O CBP não respondeu imediatamente às perguntas sobre como o Clearview seria integrado aos seus sistemas, que tipos de arquivos os agentes permitiriam e se as buscas poderiam incluir cidadãos dos EUA.

O modelo de negócios da Clearview atraiu escrutínio porque depende da extração de fotos de sites públicos em grande escala. Essas imagens são convertidas em modelos biométricos sem o conhecimento ou consentimento das pessoas fotografadas.

Clearview também aparece no inventário de inteligência artificial do DHS recentemente lançado, em conjunto com o piloto do CBP iniciado em outubro de 2025. O inventário de entrada liga o piloto ao Sistema de Verificação de Viajantes do CBP, que permite comparações nos portos de entrada e outros rastreios relacionados com as fronteiras.

O CBP declara em seus documentos confidenciais que o Sistema de Verificação de Viajantes não utiliza informações de “fontes comerciais ou informações publicamente disponíveis”. É provável que, no lançamento, a abordagem da Clearview esteja ligada ao Automated Targeting System do CBP, que se liga a galerias biométricas, mapas de vigilância e mapas de fiscalização, incluindo ficheiros ligados a operações recentes de Imigração e Fiscalização Aduaneira em locais dos EUA longe de qualquer fronteira.

A Clearview AI não respondeu imediatamente a um pedido de comentário.

Testes recentes pelo Instituto Nacional de Padrões e Tecnologiaque avaliou a Clearview AI entre outros fornecedores descobriu que os sistemas de reconhecimento facial podem funcionar bem em “qualidade de foto visível”, mas enfraquecem em configurações menos controladas. Imagens tiradas em passagens de fronteira que “não eram originalmente destinadas ao reconhecimento facial automatizado” produziram taxas de erro “muito mais altas, muitas vezes superiores a 20%, mesmo com os algoritmos mais precisos”, dizem os cientistas federais.
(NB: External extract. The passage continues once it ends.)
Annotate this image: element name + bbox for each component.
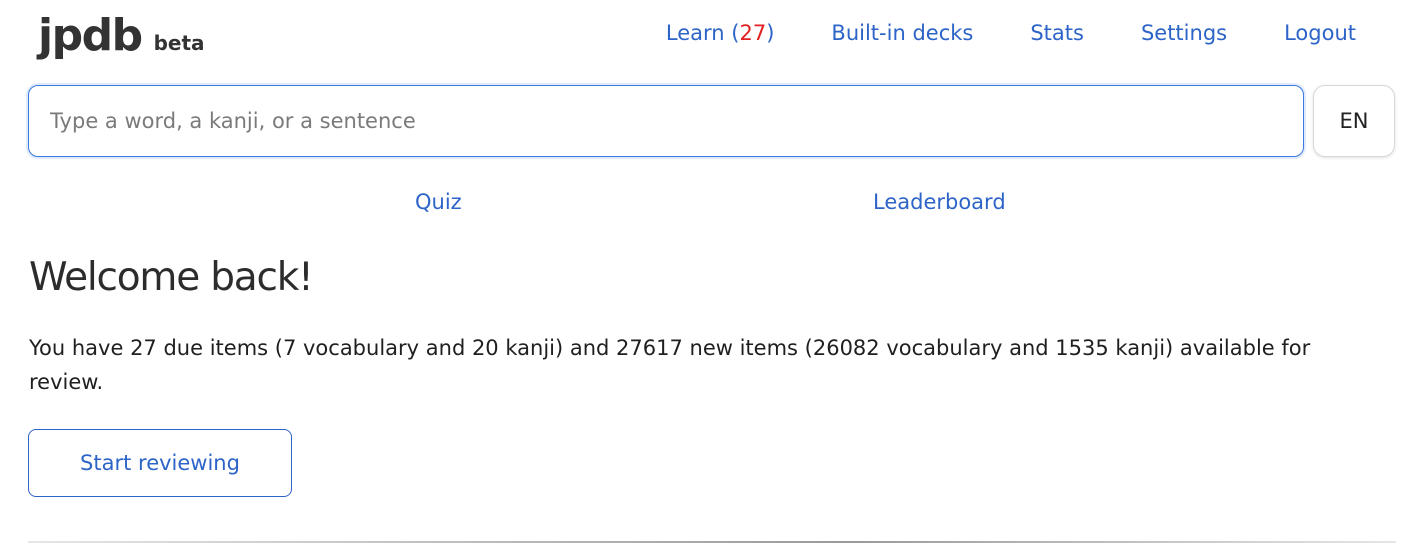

O teste incluiu uma limitação central da tecnologia: o NIST descobriu que os sistemas de busca facial não podem reduzir correspondências falsas sem aumentar também o risco de os sistemas não reconhecerem a pessoa correta.

Como resultado, o NIST diz que as agências podem operar programas “investigativos” que retornam uma série de candidatos para análise humana, em vez de indivíduos específicos confirmados. Porém, quando o sistema estiver configurado para sempre retornar candidatos, ele gerará pessoas que não estão mais listadas no banco de dados de busca como “parte”. Nestes casos, os resultados serão sempre 100% injustos.